15 カードの交換相手
誰とカード交換の交渉をしようかと人混みの中で立ち止まり、きょろきょろとしていると、20代前半くらいの男の人が僕に話しかけてきた。
「やあ、よかったら交換しない?これ僕のラインアップ。今日の握手会メンバーは一通りそろってるよ」
その人の持っているエウレカードは20枚近くあり、全て今日の7人のメンバーのカードだった。その中に雨音カードは1枚のみ。
だいぶ場馴れしてそうな年上の人に対して、僕は緊張気味に伝えた。
「この雨音カードと交換してください」
「OK。君はどんなカードをもってるんだい」
僕は2枚の大事な雨音カードは、あらかじめ内ポケットに忍ばせていたので、残りの8枚のカード(宮内1枚、透野1枚、志波1枚、矢巾1枚、華巻1枚、釜井1枚、喜多上2枚)をその人に見せた。
「へぇ~、結構いいのそろえてるじゃん」
その人はじっくりと僕の8枚のカードを品定めしている。
「君はこの雨音カードがご希望なんだろ?だったらこっちは複数枚のカードを要求してもいいかな?」
僕は雨音と握手できさえすればいいので、その要件を飲んだ。
「それじゃあ、宮内、透野、志波、華巻の4枚」
ずいぶん欲しがるなと思ったが、雨音カードがもらえるならと僕は向こうの要求する4枚を差し出した。
その人はこれだね、と雨音カードを僕に見せ、フッと微笑むと裏返した状態で僕に渡した。そして、それじゃあと手を振って群衆の中へと消えて行った。
僕は任務を果たし、とりあえず落ち着こうと5枚のカードを手に持ったまま、群衆を潜り抜け、空いていたベンチに腰を下ろした。
そして、先ほど交換してもらったカードを見直してびっくりした。
雨音カードと思って手渡されたカードは喜多上 渚のカードだった。
(しまった。やられた・・・)
エウレカードをお金で買うことは禁止されたが、こういう詐欺を行う人間が交換所に少なからず存在していることが、ネットで取り沙汰されていた。
僕があまり慣れていないのが、傍から見て分かったのだろう。
あの男の人は、もうどこかへいなくなってしまった。近くを見回したが、既に会場から立ち去っているようだ。

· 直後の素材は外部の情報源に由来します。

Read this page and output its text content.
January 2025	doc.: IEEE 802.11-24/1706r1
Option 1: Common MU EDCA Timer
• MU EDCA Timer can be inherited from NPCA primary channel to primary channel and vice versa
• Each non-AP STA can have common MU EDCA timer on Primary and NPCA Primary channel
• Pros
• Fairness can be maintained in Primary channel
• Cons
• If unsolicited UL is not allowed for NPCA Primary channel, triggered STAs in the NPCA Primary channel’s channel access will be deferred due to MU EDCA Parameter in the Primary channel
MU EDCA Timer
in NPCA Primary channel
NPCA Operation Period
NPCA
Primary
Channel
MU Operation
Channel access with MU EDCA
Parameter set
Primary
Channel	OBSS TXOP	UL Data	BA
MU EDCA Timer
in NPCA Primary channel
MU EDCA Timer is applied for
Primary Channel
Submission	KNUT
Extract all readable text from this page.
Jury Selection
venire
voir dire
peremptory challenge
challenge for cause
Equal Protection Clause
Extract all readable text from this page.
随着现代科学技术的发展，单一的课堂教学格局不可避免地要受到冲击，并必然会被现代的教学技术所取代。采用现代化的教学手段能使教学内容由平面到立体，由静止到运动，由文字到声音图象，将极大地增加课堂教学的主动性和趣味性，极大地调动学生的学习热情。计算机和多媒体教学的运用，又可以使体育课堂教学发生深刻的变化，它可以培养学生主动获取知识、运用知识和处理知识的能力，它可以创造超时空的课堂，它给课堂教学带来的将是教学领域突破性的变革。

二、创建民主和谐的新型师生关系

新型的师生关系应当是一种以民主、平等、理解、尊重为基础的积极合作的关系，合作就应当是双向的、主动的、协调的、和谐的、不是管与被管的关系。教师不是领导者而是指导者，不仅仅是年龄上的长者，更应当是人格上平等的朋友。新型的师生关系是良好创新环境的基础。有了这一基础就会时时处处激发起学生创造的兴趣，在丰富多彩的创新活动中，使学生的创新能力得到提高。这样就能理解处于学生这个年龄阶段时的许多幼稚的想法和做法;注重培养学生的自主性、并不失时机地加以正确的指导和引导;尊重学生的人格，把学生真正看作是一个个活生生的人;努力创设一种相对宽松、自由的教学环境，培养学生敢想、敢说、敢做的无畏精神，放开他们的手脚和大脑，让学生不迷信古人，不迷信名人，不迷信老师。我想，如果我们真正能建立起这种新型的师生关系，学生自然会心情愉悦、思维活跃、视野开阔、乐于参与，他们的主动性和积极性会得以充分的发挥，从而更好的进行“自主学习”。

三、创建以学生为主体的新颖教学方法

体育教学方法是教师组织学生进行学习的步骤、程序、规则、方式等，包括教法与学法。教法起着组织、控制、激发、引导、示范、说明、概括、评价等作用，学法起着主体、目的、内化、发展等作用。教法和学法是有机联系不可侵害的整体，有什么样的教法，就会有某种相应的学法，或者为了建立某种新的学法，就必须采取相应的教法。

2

確かにあの人、喜多上のカードを5枚も持っていたから1枚しかない雨音カードよりも放出したかったのだろう。まんまと向こうの術中にはまってしまった。
また騙される可能性があるので、3枚揃った喜多上カードも最終の切り札として内ポケットにしまって、僕は頭の中の混乱した状態を抑えるべく、天井を仰いだ。
(今すぐに 会いたい 会いたい)
何故か突然、この前作った「Aitai」の歌詞が頭の中で鳴り出した。
見通しが甘過ぎた。背後のブースには、既に必要枚数のカードを集めた人達が列をなして並んでいる。
喜多上カードを除けば、残りの手持ちカードは、矢巾 はるかと釜井 静流の2枚、今日いないこれらのメンバーのカードを使って雨音カードを入手するのはとてもシビアだと思った。
今日は、現時点で3枚揃って握手権のある喜多上 渚だけと握手をして、雨音との握手はまた別の握手会にしようかな。
そんなふうに考えを思い巡らせていると、僕の横に1人の男の人が座ってきた。